Sent from my SAMSUNG-SM-G930A using Tapatalk


----------



## cnk (Mar 6, 2018)

tanscrazydaisy said:


> Also live in NJ. But I avoid mountain creek. Hate the gondola
> 
> Sent from my SAMSUNG-SM-G930A using Tapatalk


We usually go to Shawnee as my girls like the magic carpet there. They're still learning to ski so they enjoy bombing down the hill instead of making nice S-curves. Figured since I'm stuck on a green all day, might as well learn something new.


----------



## Varza (Jan 6, 2013)

Awesome, good attitude, and welcome!

If you haven't already, I strongly recommend investing in some protective/impact gear. It will save you a lot of pain and keep you riding with your girls all season long :grin:


----------



## cnk (Mar 6, 2018)

Varza said:


> Awesome, good attitude, and welcome!
> 
> If you haven't already, I strongly recommend investing in some protective/impact gear. It will save you a lot of pain and keep you riding with your girls all season long :grin:


Thanks. Already have that covered. Helmet, wrist guards, knee pads, and Azzpadz. I try to lead by example with my kids. Hard to tell them to wear gear when you don't do it. Screw pride. . .with a helmet and goggles on, no one recognizes me anyways. LOL.


----------



## Varza (Jan 6, 2013)

cnk said:


> Thanks. Already have that covered. Helmet, wrist guards, knee pads, and Azzpadz. I try to lead by example with my kids. Hard to tell them to wear gear when you don't do it. Screw pride. . .with a helmet and goggles on, no one recognizes me anyways. LOL.

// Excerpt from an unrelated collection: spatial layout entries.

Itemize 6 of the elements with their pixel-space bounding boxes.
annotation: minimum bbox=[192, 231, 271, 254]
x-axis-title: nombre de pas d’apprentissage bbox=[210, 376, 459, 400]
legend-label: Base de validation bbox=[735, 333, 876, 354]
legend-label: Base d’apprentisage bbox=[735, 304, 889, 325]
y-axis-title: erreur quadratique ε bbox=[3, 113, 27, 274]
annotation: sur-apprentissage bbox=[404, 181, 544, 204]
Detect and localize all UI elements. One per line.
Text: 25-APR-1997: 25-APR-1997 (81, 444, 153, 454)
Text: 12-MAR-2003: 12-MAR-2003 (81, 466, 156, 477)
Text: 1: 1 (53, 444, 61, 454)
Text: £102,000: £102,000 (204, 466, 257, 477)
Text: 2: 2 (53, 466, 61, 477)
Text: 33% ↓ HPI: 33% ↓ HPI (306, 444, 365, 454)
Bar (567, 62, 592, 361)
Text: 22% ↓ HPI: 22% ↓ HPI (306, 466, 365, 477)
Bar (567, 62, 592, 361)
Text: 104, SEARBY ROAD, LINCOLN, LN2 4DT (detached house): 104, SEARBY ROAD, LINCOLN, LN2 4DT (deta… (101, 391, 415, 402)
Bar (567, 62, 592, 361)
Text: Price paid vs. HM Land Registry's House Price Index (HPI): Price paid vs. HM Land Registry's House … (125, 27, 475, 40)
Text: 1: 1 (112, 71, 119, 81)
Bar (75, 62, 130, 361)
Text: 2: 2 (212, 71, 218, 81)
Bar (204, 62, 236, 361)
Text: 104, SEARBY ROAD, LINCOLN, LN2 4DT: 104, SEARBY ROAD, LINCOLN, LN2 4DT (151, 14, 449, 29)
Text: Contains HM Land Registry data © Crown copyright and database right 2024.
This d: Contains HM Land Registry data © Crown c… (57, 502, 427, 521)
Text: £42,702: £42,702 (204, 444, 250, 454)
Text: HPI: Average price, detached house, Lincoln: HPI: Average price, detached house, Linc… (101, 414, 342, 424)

Pride? No such thing. Where's the pride in a broken wrist or tailbone? Would you be proud of a massive concussion or cracked skull? I don't think ANYONE would be proud to be reduced to a drooling fool when prevention is so easy and within reach.

So yeah, I really don't see how pride factors in. Protect yourself and spend more days out, be proud of your days spent enjoying the mountain with your kids, of your progression and the new skills you learn.


----------